Here is an extract of the introduction to a (draft) paper making some of the points in more detail:
The subject of Topological Data Analysis (TDA) has emerged recently as being that part of Computational Topology concerned with applying the methods of that subject to the analysis of data sets, that are often of very large size; the methods used are adapted from algebraic and differential topology and are are closely related to those used for spatial reconstruction from scanned data in Visualisation, but the context is, theoretically, not limited to low dimensions nor to data of spatial origin nor, initially, to the visualisation of the data. Its aim, rather, is to give qualitative information on the data, allowing for statistical variation, noise etc. This, if that view is correct, puts it in a strange position. The invariants it puts forward will, if they are to be successful, have to give useful information about the data.

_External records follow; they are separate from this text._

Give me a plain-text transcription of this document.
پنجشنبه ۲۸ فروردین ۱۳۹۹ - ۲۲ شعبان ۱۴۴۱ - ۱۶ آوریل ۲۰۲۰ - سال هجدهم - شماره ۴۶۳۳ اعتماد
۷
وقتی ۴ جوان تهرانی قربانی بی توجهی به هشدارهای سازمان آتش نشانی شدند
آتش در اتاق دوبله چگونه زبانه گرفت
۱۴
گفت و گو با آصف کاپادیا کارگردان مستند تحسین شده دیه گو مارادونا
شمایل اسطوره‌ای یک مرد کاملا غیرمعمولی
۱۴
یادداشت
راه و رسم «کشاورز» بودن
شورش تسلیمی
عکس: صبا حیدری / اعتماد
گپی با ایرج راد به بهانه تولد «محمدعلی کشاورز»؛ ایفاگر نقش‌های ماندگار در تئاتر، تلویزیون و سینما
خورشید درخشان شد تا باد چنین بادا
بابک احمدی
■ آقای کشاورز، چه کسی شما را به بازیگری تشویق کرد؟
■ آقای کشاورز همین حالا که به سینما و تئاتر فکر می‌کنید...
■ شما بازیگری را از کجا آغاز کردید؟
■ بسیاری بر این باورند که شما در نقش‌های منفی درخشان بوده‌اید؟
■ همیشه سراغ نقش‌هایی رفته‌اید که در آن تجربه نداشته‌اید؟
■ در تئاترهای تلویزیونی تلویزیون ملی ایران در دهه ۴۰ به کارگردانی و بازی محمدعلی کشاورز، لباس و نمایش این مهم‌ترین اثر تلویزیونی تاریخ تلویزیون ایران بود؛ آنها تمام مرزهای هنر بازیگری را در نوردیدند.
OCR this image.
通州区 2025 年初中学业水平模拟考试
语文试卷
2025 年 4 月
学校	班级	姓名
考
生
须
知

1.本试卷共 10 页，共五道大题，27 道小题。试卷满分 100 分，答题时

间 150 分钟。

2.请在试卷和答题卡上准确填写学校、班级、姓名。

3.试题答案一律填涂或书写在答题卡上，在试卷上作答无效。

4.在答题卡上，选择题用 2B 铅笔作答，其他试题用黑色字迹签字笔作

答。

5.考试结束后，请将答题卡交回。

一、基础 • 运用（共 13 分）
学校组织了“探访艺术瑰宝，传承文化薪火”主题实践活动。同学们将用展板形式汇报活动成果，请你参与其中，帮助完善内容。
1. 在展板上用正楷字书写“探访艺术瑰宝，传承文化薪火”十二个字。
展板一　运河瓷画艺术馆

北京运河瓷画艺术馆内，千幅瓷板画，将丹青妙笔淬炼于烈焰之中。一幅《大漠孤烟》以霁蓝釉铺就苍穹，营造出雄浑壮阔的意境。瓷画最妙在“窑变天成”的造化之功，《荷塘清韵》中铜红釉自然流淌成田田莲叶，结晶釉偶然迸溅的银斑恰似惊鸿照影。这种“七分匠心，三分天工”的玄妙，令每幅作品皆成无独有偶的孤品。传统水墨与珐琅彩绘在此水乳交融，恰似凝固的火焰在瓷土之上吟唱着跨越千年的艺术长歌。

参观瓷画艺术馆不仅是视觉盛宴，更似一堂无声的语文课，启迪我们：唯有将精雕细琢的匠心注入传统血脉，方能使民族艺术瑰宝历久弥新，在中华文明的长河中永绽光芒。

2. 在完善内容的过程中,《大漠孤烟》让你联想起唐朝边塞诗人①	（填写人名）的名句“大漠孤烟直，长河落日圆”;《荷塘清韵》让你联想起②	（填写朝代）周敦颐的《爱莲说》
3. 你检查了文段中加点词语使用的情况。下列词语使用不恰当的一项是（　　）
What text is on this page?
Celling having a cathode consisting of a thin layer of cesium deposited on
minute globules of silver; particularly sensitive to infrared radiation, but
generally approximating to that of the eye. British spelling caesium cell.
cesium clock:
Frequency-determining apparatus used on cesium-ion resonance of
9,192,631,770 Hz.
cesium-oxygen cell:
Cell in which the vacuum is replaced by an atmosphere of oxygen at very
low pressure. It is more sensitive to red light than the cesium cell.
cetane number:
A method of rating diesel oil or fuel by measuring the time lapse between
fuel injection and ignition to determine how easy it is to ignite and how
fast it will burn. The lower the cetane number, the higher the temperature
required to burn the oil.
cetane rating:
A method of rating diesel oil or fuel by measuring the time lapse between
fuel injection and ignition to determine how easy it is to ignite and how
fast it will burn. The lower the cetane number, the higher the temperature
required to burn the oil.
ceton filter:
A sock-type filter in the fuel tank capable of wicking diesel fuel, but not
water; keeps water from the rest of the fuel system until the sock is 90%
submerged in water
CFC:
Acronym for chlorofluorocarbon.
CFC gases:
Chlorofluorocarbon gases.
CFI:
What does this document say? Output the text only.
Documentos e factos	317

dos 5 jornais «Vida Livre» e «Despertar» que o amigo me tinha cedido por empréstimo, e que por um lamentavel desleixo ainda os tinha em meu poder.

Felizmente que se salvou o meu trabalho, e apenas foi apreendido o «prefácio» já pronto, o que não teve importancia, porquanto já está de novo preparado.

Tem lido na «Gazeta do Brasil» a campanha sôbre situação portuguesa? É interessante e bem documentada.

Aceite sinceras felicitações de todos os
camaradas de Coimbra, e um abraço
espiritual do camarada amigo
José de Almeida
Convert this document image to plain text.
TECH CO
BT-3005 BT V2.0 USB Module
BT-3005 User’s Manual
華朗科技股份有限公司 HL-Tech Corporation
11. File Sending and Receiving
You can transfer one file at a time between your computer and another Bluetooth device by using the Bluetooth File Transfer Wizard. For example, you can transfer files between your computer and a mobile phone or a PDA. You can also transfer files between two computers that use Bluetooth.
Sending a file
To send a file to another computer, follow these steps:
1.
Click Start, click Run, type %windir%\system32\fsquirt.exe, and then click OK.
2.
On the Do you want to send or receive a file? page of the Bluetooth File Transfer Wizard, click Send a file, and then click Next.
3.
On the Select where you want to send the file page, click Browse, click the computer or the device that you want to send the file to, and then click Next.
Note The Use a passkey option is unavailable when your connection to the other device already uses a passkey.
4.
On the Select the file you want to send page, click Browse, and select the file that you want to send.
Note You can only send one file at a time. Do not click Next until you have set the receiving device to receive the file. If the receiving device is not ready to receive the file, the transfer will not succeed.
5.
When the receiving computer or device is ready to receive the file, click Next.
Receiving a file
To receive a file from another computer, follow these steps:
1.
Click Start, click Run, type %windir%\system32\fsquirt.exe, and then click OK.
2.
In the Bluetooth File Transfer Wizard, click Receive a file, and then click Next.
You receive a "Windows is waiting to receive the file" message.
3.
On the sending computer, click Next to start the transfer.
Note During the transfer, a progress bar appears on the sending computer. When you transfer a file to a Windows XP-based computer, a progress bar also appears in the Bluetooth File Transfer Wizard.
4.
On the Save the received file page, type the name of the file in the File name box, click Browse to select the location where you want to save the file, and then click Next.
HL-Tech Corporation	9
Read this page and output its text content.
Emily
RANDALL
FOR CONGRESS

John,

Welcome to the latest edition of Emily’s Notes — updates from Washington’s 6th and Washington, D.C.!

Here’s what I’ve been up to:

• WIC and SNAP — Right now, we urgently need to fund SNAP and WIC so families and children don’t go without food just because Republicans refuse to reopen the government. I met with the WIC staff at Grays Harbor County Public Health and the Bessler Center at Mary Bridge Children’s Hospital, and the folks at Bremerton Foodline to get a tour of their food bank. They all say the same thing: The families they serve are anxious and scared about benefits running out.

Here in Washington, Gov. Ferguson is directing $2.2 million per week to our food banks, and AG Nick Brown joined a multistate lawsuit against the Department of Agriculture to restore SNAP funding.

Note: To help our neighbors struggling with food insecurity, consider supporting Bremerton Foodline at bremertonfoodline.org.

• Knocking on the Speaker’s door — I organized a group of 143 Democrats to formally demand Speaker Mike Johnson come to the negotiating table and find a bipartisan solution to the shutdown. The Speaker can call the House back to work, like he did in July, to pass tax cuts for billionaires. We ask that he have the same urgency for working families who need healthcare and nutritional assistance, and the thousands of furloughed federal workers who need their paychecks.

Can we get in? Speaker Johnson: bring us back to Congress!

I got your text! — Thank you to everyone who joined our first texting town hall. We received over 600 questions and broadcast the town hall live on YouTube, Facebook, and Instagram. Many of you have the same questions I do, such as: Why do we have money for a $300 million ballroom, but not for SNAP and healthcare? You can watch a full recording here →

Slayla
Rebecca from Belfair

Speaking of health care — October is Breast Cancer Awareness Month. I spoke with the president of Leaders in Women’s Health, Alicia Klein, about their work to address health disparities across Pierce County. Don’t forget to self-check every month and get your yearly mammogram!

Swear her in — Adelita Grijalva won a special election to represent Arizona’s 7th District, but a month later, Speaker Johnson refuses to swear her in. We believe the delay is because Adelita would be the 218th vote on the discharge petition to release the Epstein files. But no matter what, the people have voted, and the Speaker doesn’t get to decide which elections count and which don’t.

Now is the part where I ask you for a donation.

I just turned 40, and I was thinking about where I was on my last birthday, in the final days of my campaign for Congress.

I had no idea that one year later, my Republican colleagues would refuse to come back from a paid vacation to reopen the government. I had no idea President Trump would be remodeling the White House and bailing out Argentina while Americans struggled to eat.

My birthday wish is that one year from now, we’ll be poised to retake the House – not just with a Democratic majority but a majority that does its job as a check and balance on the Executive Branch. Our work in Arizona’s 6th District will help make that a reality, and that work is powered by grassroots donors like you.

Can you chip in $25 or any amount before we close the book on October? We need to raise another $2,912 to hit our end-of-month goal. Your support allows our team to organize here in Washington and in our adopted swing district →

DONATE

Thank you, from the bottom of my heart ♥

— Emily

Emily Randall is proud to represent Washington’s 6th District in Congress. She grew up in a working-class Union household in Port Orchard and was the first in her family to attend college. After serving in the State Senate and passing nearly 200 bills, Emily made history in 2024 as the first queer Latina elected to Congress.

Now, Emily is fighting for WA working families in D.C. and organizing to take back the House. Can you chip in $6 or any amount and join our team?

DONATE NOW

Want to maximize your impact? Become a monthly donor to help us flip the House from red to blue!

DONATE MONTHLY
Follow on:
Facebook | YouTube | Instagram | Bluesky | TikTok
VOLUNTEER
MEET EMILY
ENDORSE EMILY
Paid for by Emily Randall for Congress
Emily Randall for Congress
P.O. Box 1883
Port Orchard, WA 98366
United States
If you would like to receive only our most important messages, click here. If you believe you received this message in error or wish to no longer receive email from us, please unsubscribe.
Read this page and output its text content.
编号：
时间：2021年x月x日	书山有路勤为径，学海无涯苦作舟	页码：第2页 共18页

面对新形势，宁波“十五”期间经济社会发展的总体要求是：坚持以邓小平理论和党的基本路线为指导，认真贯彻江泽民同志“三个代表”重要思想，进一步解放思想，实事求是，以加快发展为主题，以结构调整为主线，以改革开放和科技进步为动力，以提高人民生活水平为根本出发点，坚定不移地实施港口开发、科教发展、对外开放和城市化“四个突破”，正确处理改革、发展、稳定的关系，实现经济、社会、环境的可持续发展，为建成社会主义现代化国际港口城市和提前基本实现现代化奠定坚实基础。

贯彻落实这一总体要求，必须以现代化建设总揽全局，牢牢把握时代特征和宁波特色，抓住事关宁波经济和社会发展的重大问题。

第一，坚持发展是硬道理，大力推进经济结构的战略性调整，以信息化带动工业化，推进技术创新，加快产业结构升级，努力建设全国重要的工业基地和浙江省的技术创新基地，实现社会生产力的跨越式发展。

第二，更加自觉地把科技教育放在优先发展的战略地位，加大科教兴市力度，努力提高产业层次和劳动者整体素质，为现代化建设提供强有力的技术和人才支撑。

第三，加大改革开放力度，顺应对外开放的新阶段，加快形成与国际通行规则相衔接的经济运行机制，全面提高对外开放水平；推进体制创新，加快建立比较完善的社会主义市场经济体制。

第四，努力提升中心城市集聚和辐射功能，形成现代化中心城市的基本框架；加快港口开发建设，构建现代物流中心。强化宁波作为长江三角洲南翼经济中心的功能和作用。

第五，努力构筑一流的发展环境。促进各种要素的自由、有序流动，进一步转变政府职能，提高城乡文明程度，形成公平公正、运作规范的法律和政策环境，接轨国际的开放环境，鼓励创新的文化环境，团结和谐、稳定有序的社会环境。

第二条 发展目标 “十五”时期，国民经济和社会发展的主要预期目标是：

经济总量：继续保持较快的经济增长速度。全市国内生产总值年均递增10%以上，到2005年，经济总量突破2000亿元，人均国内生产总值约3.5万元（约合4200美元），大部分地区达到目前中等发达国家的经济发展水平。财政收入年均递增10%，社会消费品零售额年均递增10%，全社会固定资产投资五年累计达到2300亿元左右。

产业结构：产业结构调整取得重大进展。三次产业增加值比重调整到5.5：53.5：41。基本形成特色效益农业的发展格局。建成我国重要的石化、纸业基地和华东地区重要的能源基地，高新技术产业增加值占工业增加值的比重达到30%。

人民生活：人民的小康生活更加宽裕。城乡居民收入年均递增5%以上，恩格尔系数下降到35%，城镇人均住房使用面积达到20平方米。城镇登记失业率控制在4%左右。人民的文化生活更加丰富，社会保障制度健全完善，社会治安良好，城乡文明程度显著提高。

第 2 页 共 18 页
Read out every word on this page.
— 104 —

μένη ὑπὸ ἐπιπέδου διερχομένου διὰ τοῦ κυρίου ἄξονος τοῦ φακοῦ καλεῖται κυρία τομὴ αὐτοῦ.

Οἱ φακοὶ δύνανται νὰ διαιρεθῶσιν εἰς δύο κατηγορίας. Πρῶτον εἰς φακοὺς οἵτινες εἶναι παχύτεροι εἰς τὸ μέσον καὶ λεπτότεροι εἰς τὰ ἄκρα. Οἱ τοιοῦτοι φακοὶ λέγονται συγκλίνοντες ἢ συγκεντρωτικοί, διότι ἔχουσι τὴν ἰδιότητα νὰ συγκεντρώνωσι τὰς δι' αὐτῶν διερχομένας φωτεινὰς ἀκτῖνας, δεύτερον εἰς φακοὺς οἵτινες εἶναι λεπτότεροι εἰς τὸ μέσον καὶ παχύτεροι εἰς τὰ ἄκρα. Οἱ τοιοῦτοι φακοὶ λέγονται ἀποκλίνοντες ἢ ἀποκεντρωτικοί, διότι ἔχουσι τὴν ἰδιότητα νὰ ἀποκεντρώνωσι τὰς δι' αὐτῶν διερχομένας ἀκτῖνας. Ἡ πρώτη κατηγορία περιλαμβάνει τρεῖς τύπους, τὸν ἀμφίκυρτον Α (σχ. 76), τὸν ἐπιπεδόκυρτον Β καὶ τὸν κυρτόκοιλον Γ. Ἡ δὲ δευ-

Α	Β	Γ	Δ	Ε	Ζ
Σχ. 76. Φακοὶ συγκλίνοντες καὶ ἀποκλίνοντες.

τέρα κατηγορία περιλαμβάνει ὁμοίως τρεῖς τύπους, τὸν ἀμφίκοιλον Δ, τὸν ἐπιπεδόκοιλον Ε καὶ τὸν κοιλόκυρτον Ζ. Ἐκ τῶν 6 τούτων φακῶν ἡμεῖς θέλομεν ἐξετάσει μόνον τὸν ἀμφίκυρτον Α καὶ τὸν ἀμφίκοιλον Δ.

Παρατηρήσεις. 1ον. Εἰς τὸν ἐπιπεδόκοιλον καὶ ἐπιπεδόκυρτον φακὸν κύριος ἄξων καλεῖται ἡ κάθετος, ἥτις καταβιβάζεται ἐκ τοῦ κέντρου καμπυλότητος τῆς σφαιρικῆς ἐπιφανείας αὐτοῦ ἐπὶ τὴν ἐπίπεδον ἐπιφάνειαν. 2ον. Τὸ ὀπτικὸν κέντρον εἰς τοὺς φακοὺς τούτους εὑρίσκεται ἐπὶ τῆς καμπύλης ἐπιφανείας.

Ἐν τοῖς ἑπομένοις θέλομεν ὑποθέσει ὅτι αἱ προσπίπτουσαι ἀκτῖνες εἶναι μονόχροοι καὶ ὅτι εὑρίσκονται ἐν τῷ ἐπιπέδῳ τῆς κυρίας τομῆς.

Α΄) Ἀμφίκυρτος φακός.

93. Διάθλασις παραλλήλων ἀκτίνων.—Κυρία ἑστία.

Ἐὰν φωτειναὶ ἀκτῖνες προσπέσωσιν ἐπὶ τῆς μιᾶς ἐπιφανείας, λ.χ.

The theory does require some hard work by the user to interpret the information it is giving in a usable way, but until it is interpreted, how can it be useful? It is probable that one can extend the methods from those currently being used, but also there should be an examination what new information can be obtained by using those same methods in new ways.
The sort of applications considered so far have been looking, for instance, for qualitative structure in the clusters obtained by some classifier. These methods usually assume the data comes from sampling a manifold or simplicial complex. To these we would suggest the addition of a new type of analysis related to the verification of a mathematical model for what theoretically might be a non-linear situation involving feedback and perhaps even some chaotic aspects. The idealised mathematical model would then be likely to predict that the experimental data might be as if sampled from a (possibly high dimensional) space that is embedded in some (even higher dimensional) Euclidean space, but this idealised model space need not form a manifold, and might even be fractal in its nature.
It has been argued that there are two related views of Spatial Representation. The first is representation of spaces, but the second, and for the purposes here the more basic one, is representation by spaces. In both cases, the space is an idealised object obtained as the limiting case of indefinitely refined observations of the context object or data. A mathematical model, if possible, will give a second idealised object, another `space'. As this second idealised space is typically observable only through finite approximations, it also is obtained as a limit. One eventual aim of TDA in this situation could be to provide a comparison between these two `spaces'. In other words, in this analysis, any space gives an idealisation of a context and whether or not that is a `spatial context', or even what `spatial context' means might be the subject of a lot of philosophical debate and we will not explore it more here.
The classical methods of algebraic topology had quite a lot to say about the `invariants' of such limiting spaces, and we will look briefly at some of these methods later. They, by themselves, are not algorithmically efficient, and sometimes not even feasible, but they can be adapted to give much more computationally `friendly' tools. We will briefly review the history of these tools to show how, on a limiting space, the information on the (finite) approximations relates to that on the limit. Here some examples show relevant behaviour for our `non-linear model' thought experiment. The critical phenomena in such examples relates closely to the analysis of not so much the approximations to the limit, but to the refinement or comparison maps between them. This means that we must examine whether the available tools (in particular the various forms of homology) of the present form of TDA can be pushed beyond their current analysis of objects to help in the analysis of maps, and, in the limit, to give qualitative information on the idealised limiting space.